In this election year filled with nasty accusations and half-truth advertisements (by both major parties) we find one positive.

Let this be known as the year of the debate.

Presidential, gubernatorial, senatorial, vice presidential - we've seen all of those in recent days as campaigns and voters count down to the Nov. 6 election. It is clear that voters have a choice of candidates with a wide range of political views.

The debates continue today when Indiana Senate candidates Richard Mourdock and Joe Donnelly face off at 7 p.m. at Indiana University-Southeast in New Albany.

Republican Mitt Romney soundly outpointed President Barack Obama in their first debate and made the incumbent look unprepared and defensive. In the second presidential debate, Obama fired back from the get-go in what almost became a boxing match between the two contenders.

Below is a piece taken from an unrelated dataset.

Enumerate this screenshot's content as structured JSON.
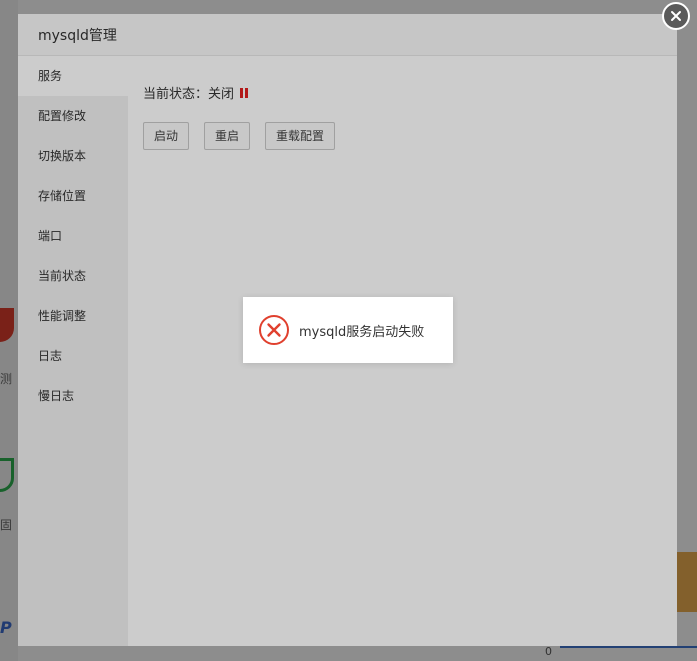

Last night's third and final Obama-Romney debate focused on foreign policy with Obama throwing some jabs and Romney doing a good job of not saying anything to erode the gains he has made since the first debate.

The two Indiana gubernatorial debates so far have been ones of contrast. The Terre Haute Tribune-Star in an editorial accurately described the matchup as "the homey humor and poison darts of Democrat John Gregg, the buttoned-down efficiency and modulated comebacks of Republican Mike Pence (the front-runner in the polls), the outsider-with-ideas approach and comic relief of Libertarian Rupert Boneham."

The three will debate their final time at 7 p.m. Thursday in Fort Wayne.

There has been nothing boring about this year's debates.

With a backdrop of economic woes at home to growing unrest around the globe, all of these debates have served the voters well.

Now it's up to those voters.

Forget the spin the political pundits try to force feed us. We got to see candidates go at it one-on-one. Certainly they had been coached and they launched a few scripted zingers, but we got a good look at the candidates - what they believe, what they are going to do if elected and how they will conduct themselves on the world stage.

In closing last night's debate, moderator Bob Schieffer gave the viewing public the same advice he says he received from his mother many years ago ... "Go vote. It makes you feel big and strong."

Well said.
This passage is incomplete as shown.